The National Credit Union Administration has announced it will not punish credit unions for providing financial services to cannabis companies in states where cannabis is legal.
National Credit Union Administration (NCUA) Chairman Rodney Hood announced last week that credit unions who would like to do business with cannabis companies will not be sanctioned if they follow industry rules.
“It’s a business decision for the credit unions if they want to take the deposits,” Hood stated during an interview with Credit Union Times. “We don’t get involved with micro-managing credit unions.”
The NCUA is a federal agency tasked with regulating federal credit unions and insuring their deposits.
Hood reminded credit union leaders that they must comply with the rules set forth by the U.S. Treasury Department’s Financial Crimes Enforcement Network (FinCEN), file Suspicious Activity Reports when necessary, and must firmly adhere to other rules pertaining to the matter. If each of those guidelines is met, those credit unions will not be penalized for meeting the financial needs of cannabis businesses.

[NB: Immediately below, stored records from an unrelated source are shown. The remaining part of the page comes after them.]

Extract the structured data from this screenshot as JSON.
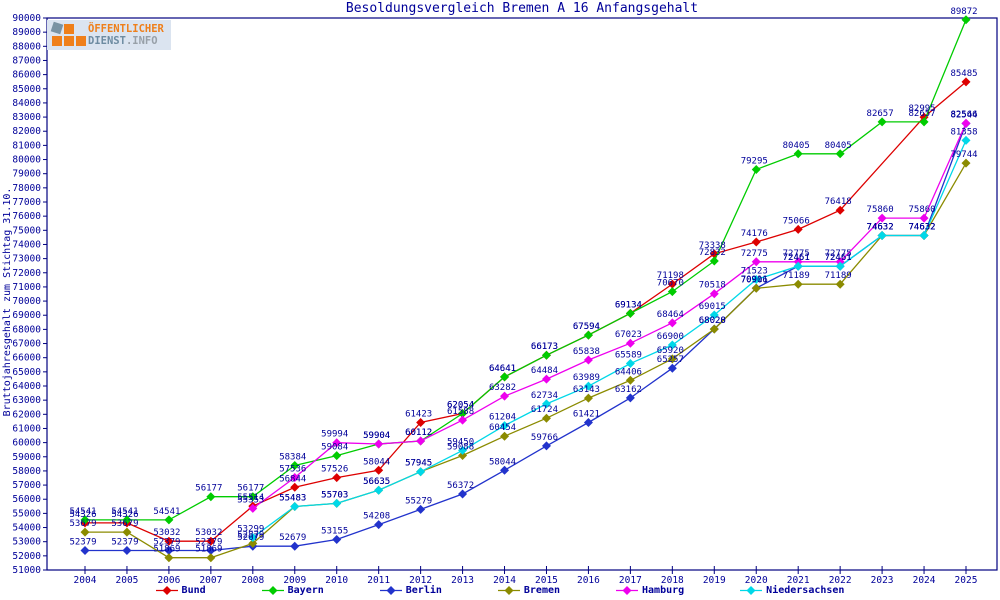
{
  "logo": {
    "line1": "ÖFFENTLICHER",
    "line2a": "DIENST",
    "line2b": ".INFO"
  },
  "colors": {
    "text": "#000099",
    "frame": "#000080",
    "background": "#ffffff",
    "logo_orange": "#ef7f1a",
    "logo_slate": "#7a93a3",
    "logo_gray": "#98a0a8"
  },
  "chart_data": {
    "type": "line",
    "title": "Besoldungsvergleich Bremen A 16 Anfangsgehalt",
    "xlabel": "",
    "ylabel": "Bruttojahresgehalt zum Stichtag 31.10.",
    "ylim": [
      51000,
      90000
    ],
    "y_tick_step": 1000,
    "grid": false,
    "legend_position": "bottom",
    "x": [
      2004,
      2005,
      2006,
      2007,
      2008,
      2009,
      2010,
      2011,
      2012,
      2013,
      2014,
      2015,
      2016,
      2017,
      2018,
      2019,
      2020,
      2021,
      2022,
      2023,
      2024,
      2025
    ],
    "series": [
      {
        "name": "Bund",
        "color": "#dd0000",
        "values": [
          54326,
          54326,
          53032,
          53032,
          55514,
          56844,
          57526,
          58044,
          61423,
          62054,
          64641,
          66173,
          67594,
          69134,
          71198,
          73338,
          74176,
          75066,
          76418,
          null,
          82995,
          85485
        ]
      },
      {
        "name": "Bayern",
        "color": "#00cc00",
        "values": [
          54541,
          54541,
          54541,
          56177,
          56177,
          58384,
          59084,
          59904,
          60112,
          62054,
          64641,
          66173,
          67594,
          69134,
          70670,
          72832,
          79295,
          80405,
          80405,
          82657,
          82657,
          89872
        ]
      },
      {
        "name": "Berlin",
        "color": "#2233cc",
        "values": [
          52379,
          52379,
          52379,
          52379,
          52679,
          52679,
          53155,
          54208,
          55279,
          56372,
          58044,
          59766,
          61421,
          63162,
          65257,
          68028,
          70911,
          72461,
          72461,
          74632,
          74632,
          82544
        ]
      },
      {
        "name": "Bremen",
        "color": "#8b8b00",
        "values": [
          53679,
          53679,
          51869,
          51869,
          52879,
          55483,
          55703,
          56635,
          57945,
          59088,
          60454,
          61724,
          63143,
          64406,
          65920,
          68020,
          70906,
          71189,
          71189,
          74632,
          74632,
          79744
        ]
      },
      {
        "name": "Hamburg",
        "color": "#ee00ee",
        "values": [
          null,
          null,
          null,
          null,
          55353,
          57536,
          59994,
          59904,
          60112,
          61588,
          63282,
          64484,
          65838,
          67023,
          68464,
          70518,
          72775,
          72775,
          72775,
          75860,
          75860,
          82566
        ]
      },
      {
        "name": "Niedersachsen",
        "color": "#00d8e8",
        "values": [
          null,
          null,
          null,
          null,
          53299,
          55483,
          55703,
          56635,
          57945,
          59450,
          61204,
          62734,
          63989,
          65589,
          66900,
          69015,
          71523,
          72461,
          72461,
          74632,
          74632,
          81358
        ]
      }
    ]
  }
}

Although the potential penalties will not come from the NCUA, which is responsible for creating and maintaining regulations, cannabis remains illegal at the federal level. Transporting or transmitting any money that is known to have been derived from the circulation of cannabis is illegal and has forced many cannabis companies to primarily work on a cash-only basis.
As more states legalize cannabis and the potential financial gain from the rising industry grows, more financial institutions have already been risking federal repercussions by providing services to cannabis businesses. According to a report released by the (FinCEN), 493 banks and 140 credit unions were providing financial services to cannabis-related businesses as of March 2019, a sharp increase from the previous year when only 411 such institutions were counted.
A 2017 report revealed that the four major banking institutions in the U.S. were providing financial services to businesses in the cannabis industry. According to the MRB Monitor, Bank of America, Citigroup, JP Morgan, and Wells Fargo all provided some account services for cannabis businesses.
SAFE Banking Act Would Fix Cannabis Banking Issue
Bank and financial groups across the U.S. have been pushing for the federal government to take action to ease fears of punishment associated with cannabis banking. In May, state banking associations in all 50 states and Puerto Rico sent a letter to the Senate Banking Committee urging members to allow marijuana-related businesses full access to banks without penalties.
The Secure and Fair Enforcement (SAFE) Banking Act (H.R. 1595), was introduced to resolve the cannabis banking issue and passed a House committee in March. The SAFE Act, sponsored by U.S. Rep. Ed Perlmutter (D-CO), allows cannabis-related businesses in states and territories with existing regulatory structures to access the federal banking system. The act has yet to pass the full House or Senate floor.
A long list of state attorney generals sent their support for the SAFE Act in May. The bipartisan SAFE Act faces an uphill battle on the Senate floor, as the Committee on Banking, Housing, and Urban Affairs is led by Idaho Senator Mike Carpo, who has historically held a rigid anti-cannabis stance.
A report released in May by the Congressional Budget Office (CBO) showed an estimated savings of $4 million from 2019-2029 if the SAFE Act is passed and enacted by the end of fiscal year 2019 (September 30).